Baby Girl pointed. “Cook-a,” she said to the box. And so she was set in her chair, her hands washed, her sippy cup of cold milk at the ready.
A few slices of bacon into the microwave, one golden scrambled egg for the little one, cut into tiny squares and laid warm onto the tray, each piece flashing out a brief aura of warm vapor to cloud the steel. “Hot,” she pronounced, thumb-and-fingering up a bite.
We sat with coffee, milk, tea---our beverage choices a gamut of tastes, eating the sweet, sweet bites in a kind of yeasty Communion on the Sunday morning.
Then Caro and I spent an hour or so cutting and arranging trays of fudge and dipped pretzels and cookies and rocky road, for a cookie-swap party in the afternoon. Chris and our girl departed early, to deliver her home, and he to an early matinee of TDTESS.
We arranged with him to meet us at a wonderful Chinese restaurant after the party, thinking we were going to a have-a-cookie, sip-some-tea affair, but the hostess had a wonderful party table with chicken salad on rolls, hot artichoke dip, spinach balls (I’m getting the recipe), crudite and dip, the corned-beef-cheese-ball we brought, and a JELLO MOLD!!
It was pink and pineapple-y and in one of those seventies Tupperwares with the snap-off top and bottom which make it easy to unmold onto a plate. What a nice Christmas Memory!! (And a hilarious one, as when we cleared the table, she neatly turned the Jello plate so the mold would fit just so back into the container, then flipped it rightside up, standing with a puzzled look on her face as the mayo topping and some of the Jello ran into her palm---she’d forgotten to snap the little BOTTOM piece back on).
We’d seen her cut mercilessly into a fresh pineapple as well, taking off the head with one hack, quartering that thing from top to bottom like a practiced woodchopper. She made four “boats” of it, did the against-the-peel knife-slide all through, then sliced down dozens of times, making bite-sized pieces, still sitting neatly in their little rowboat.
I watched from the kitchen table as her husband, his glasses studiously tipped low upon his nose, measured out a tablespoon of DeKuyper Peach Brandy to sprinkle into each section, then a tall-rounded tablespoon of brown sugar to crumble down the tops.

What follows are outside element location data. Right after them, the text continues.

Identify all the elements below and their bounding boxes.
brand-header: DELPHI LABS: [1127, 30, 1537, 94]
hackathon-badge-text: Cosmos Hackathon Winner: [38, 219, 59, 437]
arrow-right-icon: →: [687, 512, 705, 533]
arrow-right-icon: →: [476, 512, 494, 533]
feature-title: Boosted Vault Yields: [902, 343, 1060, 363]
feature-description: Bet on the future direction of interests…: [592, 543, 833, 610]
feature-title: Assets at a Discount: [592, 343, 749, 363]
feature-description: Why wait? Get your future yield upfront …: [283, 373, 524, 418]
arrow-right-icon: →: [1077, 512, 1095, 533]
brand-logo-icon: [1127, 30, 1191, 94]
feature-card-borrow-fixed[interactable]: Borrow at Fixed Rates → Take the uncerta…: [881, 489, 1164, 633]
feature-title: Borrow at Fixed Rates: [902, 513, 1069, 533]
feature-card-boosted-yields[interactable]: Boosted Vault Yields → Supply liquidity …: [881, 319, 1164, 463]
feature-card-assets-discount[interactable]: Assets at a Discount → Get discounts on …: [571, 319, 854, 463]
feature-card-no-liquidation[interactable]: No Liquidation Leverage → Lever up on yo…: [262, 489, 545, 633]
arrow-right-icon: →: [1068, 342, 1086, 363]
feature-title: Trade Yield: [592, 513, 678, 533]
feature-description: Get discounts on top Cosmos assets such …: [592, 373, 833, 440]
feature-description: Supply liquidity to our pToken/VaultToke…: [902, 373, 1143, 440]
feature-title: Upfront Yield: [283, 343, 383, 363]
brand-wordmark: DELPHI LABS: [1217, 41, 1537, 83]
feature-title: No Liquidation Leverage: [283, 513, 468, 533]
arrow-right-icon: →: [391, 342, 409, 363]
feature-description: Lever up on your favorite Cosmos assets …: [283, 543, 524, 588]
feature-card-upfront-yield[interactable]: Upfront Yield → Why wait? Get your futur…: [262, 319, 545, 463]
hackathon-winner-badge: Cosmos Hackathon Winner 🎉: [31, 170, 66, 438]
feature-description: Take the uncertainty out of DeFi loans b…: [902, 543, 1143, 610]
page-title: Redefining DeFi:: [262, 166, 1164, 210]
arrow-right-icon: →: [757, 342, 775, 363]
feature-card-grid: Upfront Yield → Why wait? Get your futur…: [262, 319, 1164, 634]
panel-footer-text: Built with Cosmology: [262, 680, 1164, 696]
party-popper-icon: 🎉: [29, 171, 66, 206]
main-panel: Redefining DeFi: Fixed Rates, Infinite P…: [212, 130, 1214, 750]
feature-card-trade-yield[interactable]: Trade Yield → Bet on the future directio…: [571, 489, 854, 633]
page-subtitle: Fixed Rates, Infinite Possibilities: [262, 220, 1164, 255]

Under foil, into the oven as we ate, then out and into the center of the table, where I, closest to the spoon, was asked to serve portions from the hothot pyrex; I didn’t know if it felt like Grandma serving the kids, or like pouring out at Windsor. It was SUBLIME, and I don’t even LIKE brandy. (Though I do keep a bottle of the exact Peach, for a warm fruit compote now and then, and for flaming crepes or a fruit topping).
We talked, ate, then all adjourned to the beautifully Christmassed living room, where we sat amongst the trees and lights and Santa-hatted deer and owls, with a great bank of shrubbery against the WIDE windows---perhaps six overlapping, decades-old Christmas cacti in all their rosy bloom. I stared fascinated at one of those fiberoptic trees like those flower-clocks of the eighties. As the tips glowed and diminished, I grew drowsy with the warmth and the unaccustomed midafternoon meal, whilst the young folks chatted.
We sampled bites from the huge table of cookies and candy and savories; we filled plates and bags and Glad-Boxes with all the goodies, each taking home lots to share with family and holiday visitors.
We were too satiated with all that party food to go out, so Chris had a quiet dinner alone, and WAY late during Survivor, Caro and I scavenged the fridge for some cold roast chicken and Paminna Cheese.
It was a wonderful afternoon, all cheery and warm and smelling of lovely spices and the woodsy bright scent of a fresh tree, with good food and good wishes shared among friends.